CONFIDENTIALITY: I follow all ethical standards prescribed by state and federal law. I am required by practice guidelines and standards of care to keep records of your counseling. These records are confidential with the exceptions noted below: Discussions between a Therapist and a client are confidential. No information will be released without the clientʼs written consent unless mandated by law. Possible exceptions to confidentiality include but are not limited to the following situations: child abuse; abuse of the elderly or disabled; abuse of patients in mental health facilities; sexual exploitation; AIDS/HIV infection and possible transmission; criminal prosecutions; child custody cases; suits in which the mental health of a party is in issue; situations where the Therapist has a duty to disclose, or where, in the Therapistʼs judgment, it is necessary to warn or disclose; fee disputes between the Therapist and the client; a negligence suit brought by the client against the Therapist; or the filing of a complaint with the licensing or certifying board.
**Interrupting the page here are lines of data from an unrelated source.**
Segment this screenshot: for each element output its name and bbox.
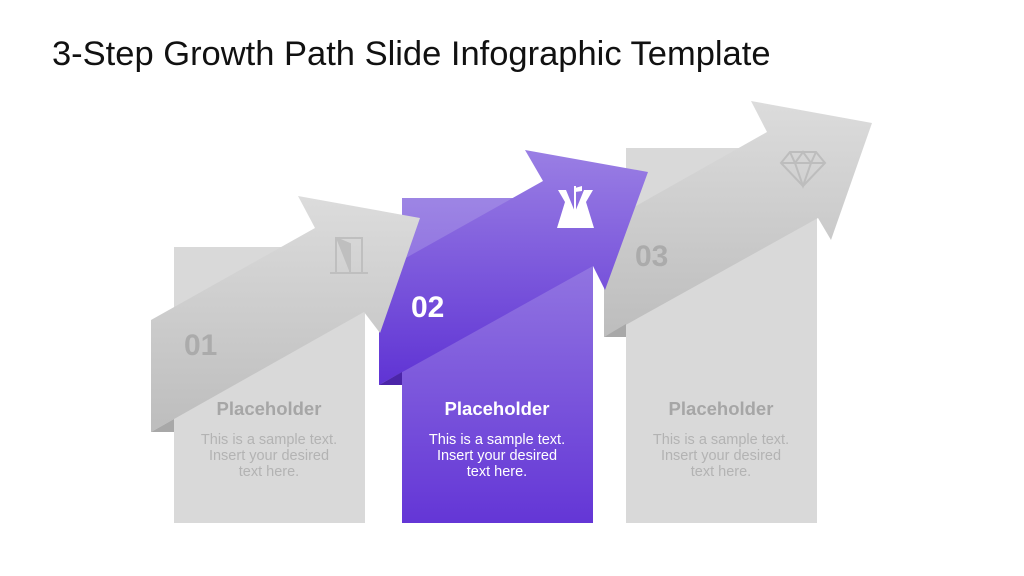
text block: step 3: Placeholder xyxy=(669,398,773,419)
text block: step 1 xyxy=(201,398,337,480)
text block: step 1: This is a sample text. xyxy=(201,432,337,448)
number 02: 02 xyxy=(411,291,444,324)
number 03: 03 xyxy=(635,240,668,273)
text block: step 2 xyxy=(429,398,565,480)
text block: step 2: Insert your desired xyxy=(437,448,557,464)
text block: step 2: text here. xyxy=(467,464,527,480)
text block: step 3: This is a sample text. xyxy=(653,432,789,448)
text block: step 2: Placeholder xyxy=(445,398,549,419)
icon: road xyxy=(557,186,594,228)
panel: step 1 box xyxy=(174,247,365,523)
icon: door xyxy=(330,238,368,273)
text block: step 1: text here. xyxy=(239,464,299,480)
text block: step 1: Placeholder xyxy=(217,398,321,419)
number 01: 01 xyxy=(184,329,217,362)
arrow: step 2 xyxy=(379,150,648,385)
text block: step 2: This is a sample text. xyxy=(429,432,565,448)
text block: step 3: text here. xyxy=(691,464,751,480)
panel: step 3 box xyxy=(626,148,817,523)
arrow: step 1 xyxy=(151,196,420,432)
text block: step 3 xyxy=(653,398,789,480)
panel: step 2 box xyxy=(402,198,593,523)
icon: diamond xyxy=(781,152,825,186)
text block: step 3: Insert your desired xyxy=(661,448,781,464)
arrow: step 3 xyxy=(604,101,872,337)
text block: step 1: Insert your desired xyxy=(209,448,329,464)
title: 3-Step Growth Path Slide Infographic Template xyxy=(52,35,771,73)
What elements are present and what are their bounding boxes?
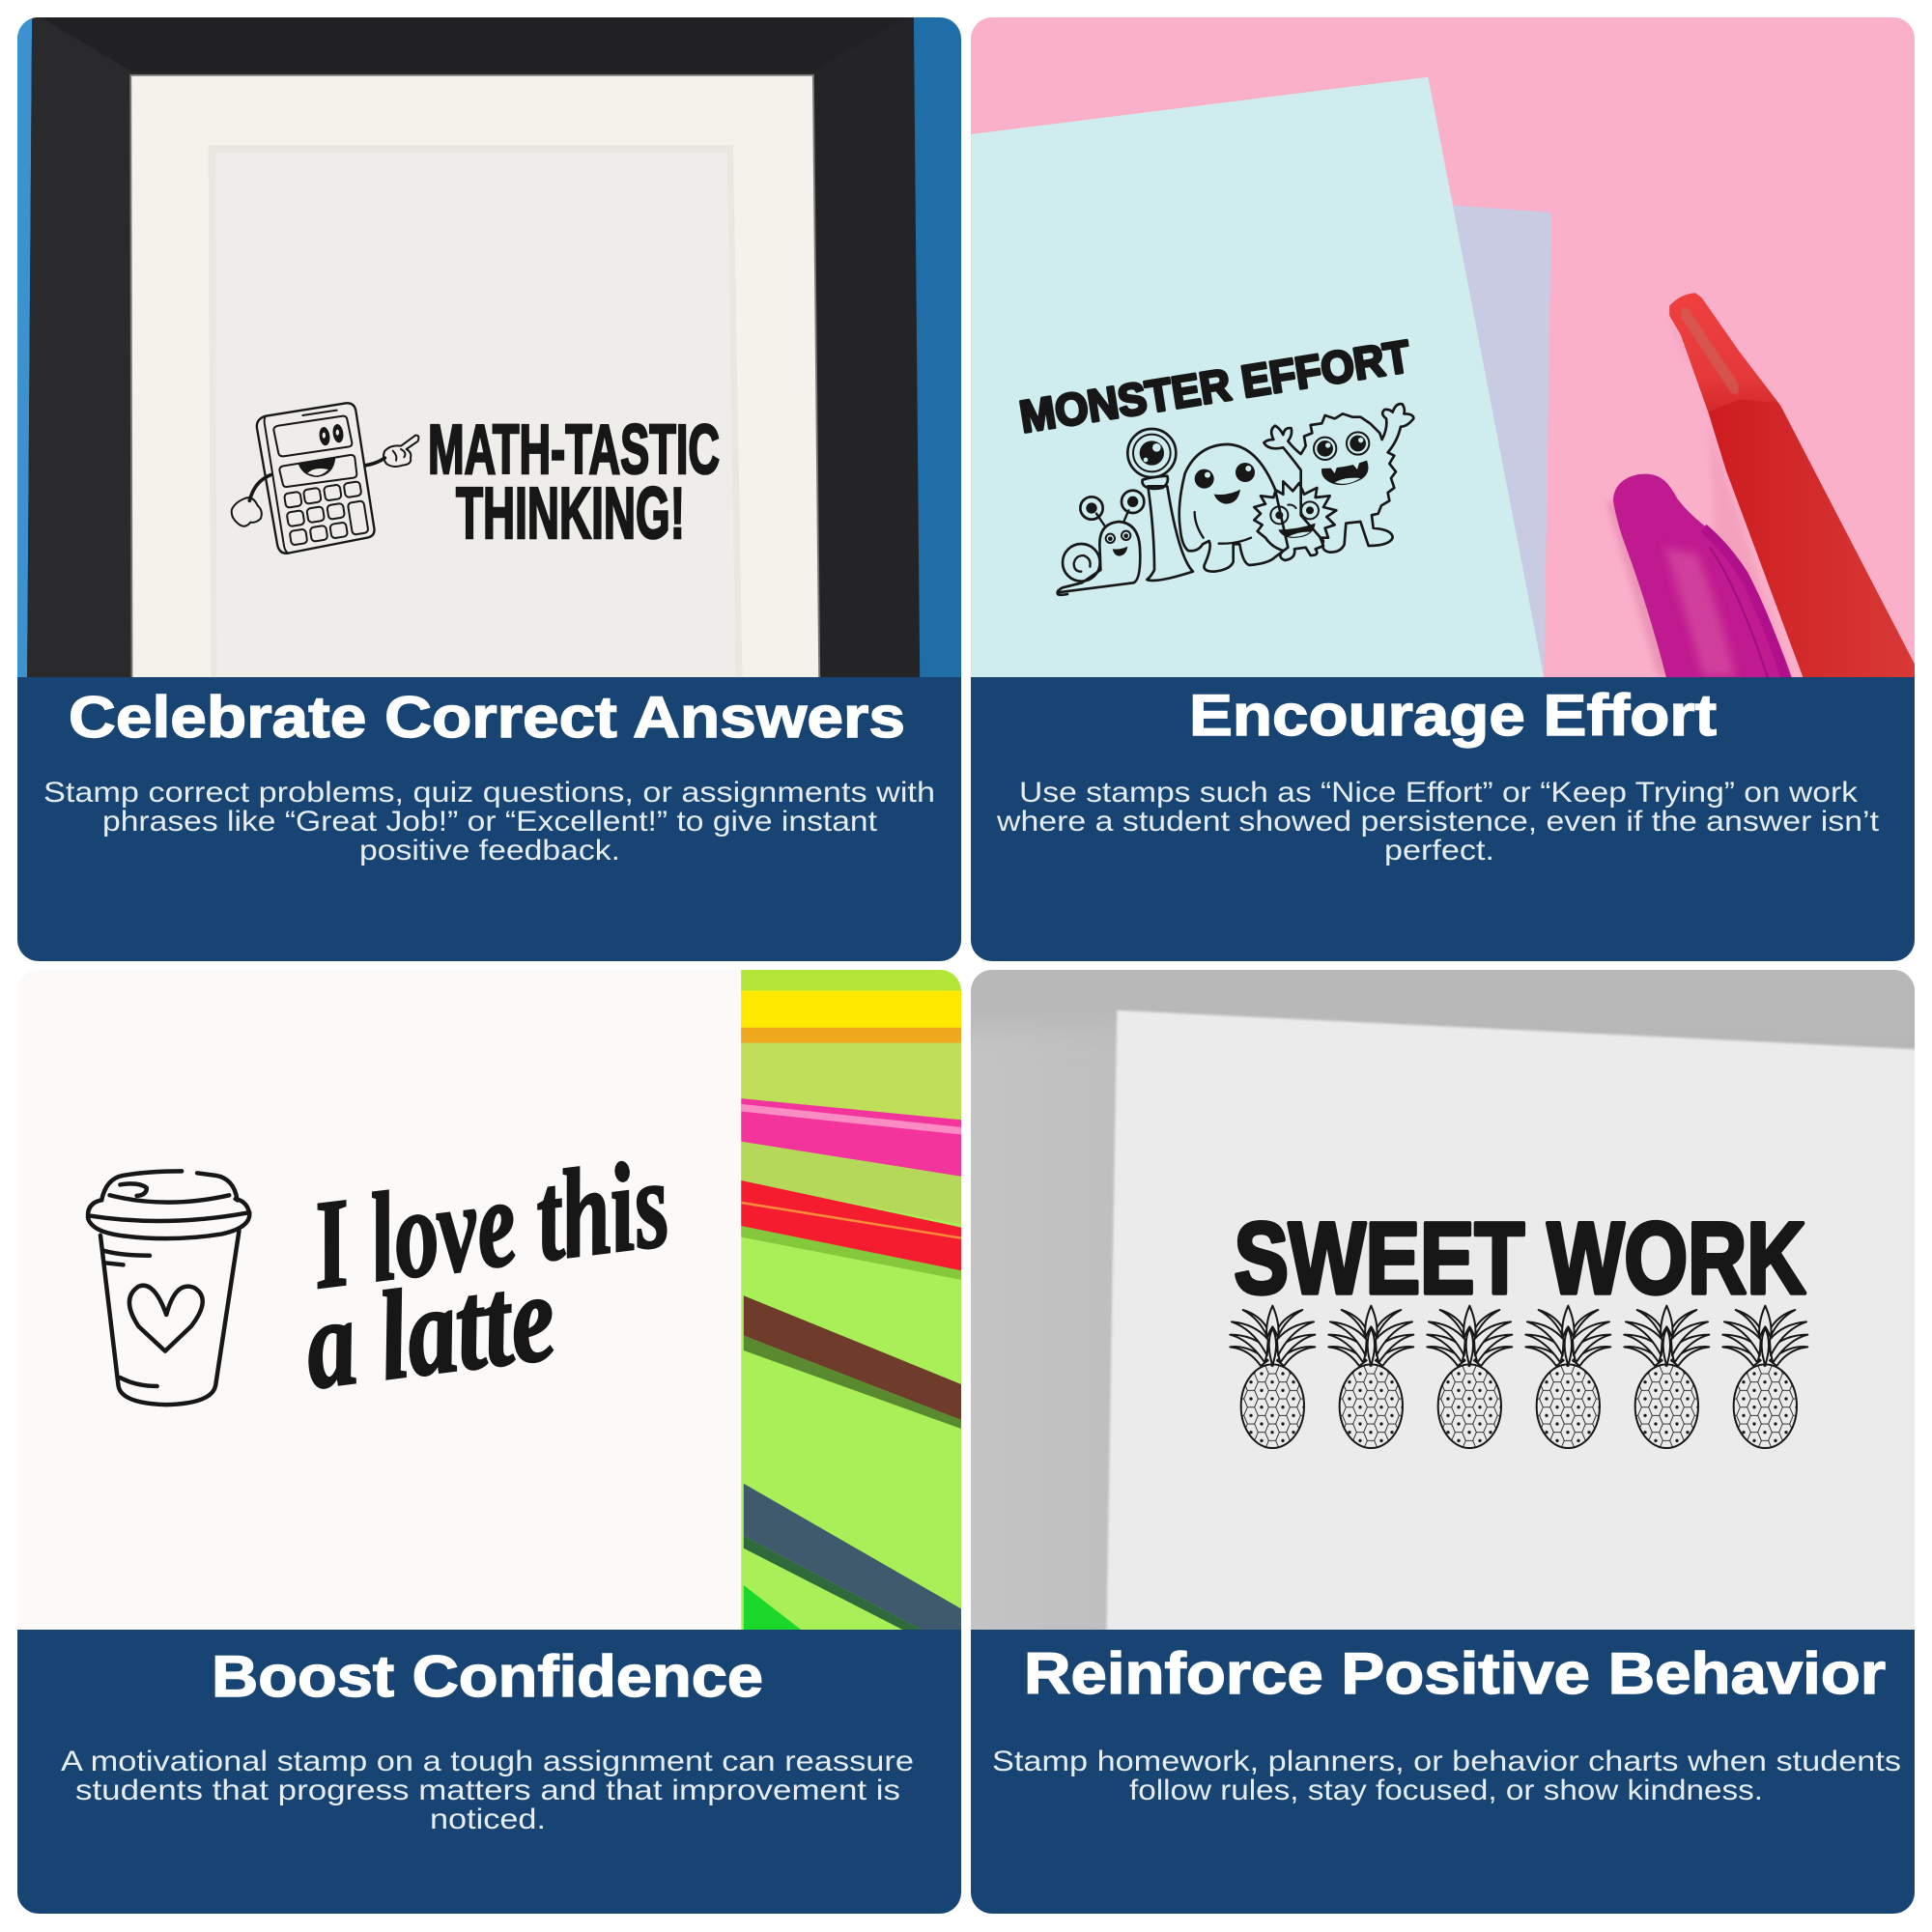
panel: boost confidence xyxy=(13,966,963,1914)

If you have any questions regarding confidentiality, you should bring them to the attention of the Therapist when you and the Therapist discuss this matter further. Byagreeing to this Information and Consent Form, you are giving consent to the undersigned Therapist to share confidential information with all persons mandated by law providing your mental health care services, and you are also releasing and holding harmless the undersigned Therapist from any departure from your right of confidentiality that may result. 

 

DUTY TO WARN/DUTY TO PROTECT: If my Therapist believes that I (or my child if child is the client) am in any physical or emotional danger to myself or another human being, I hereby specifically give consent to my Therapist to contact any person who is in a position to prevent harm to me or another, including, but not limited to, the person in danger. 

 

CONSENT TO TREATMENT: By agreeing to this Client Information and Consent Form as the Client or Guardian of said Client, I acknowledge that I have read, understand, and agree to the terms and conditions contained in this form. I have been given appropriate opportunity to address any questions or request clarification for anything that is unclear to me. I am voluntarily agreeing to receiving mental health assessment, treatment and services for me (or my child if said child is the client), and I understand that I may stop such treatment or services at any time.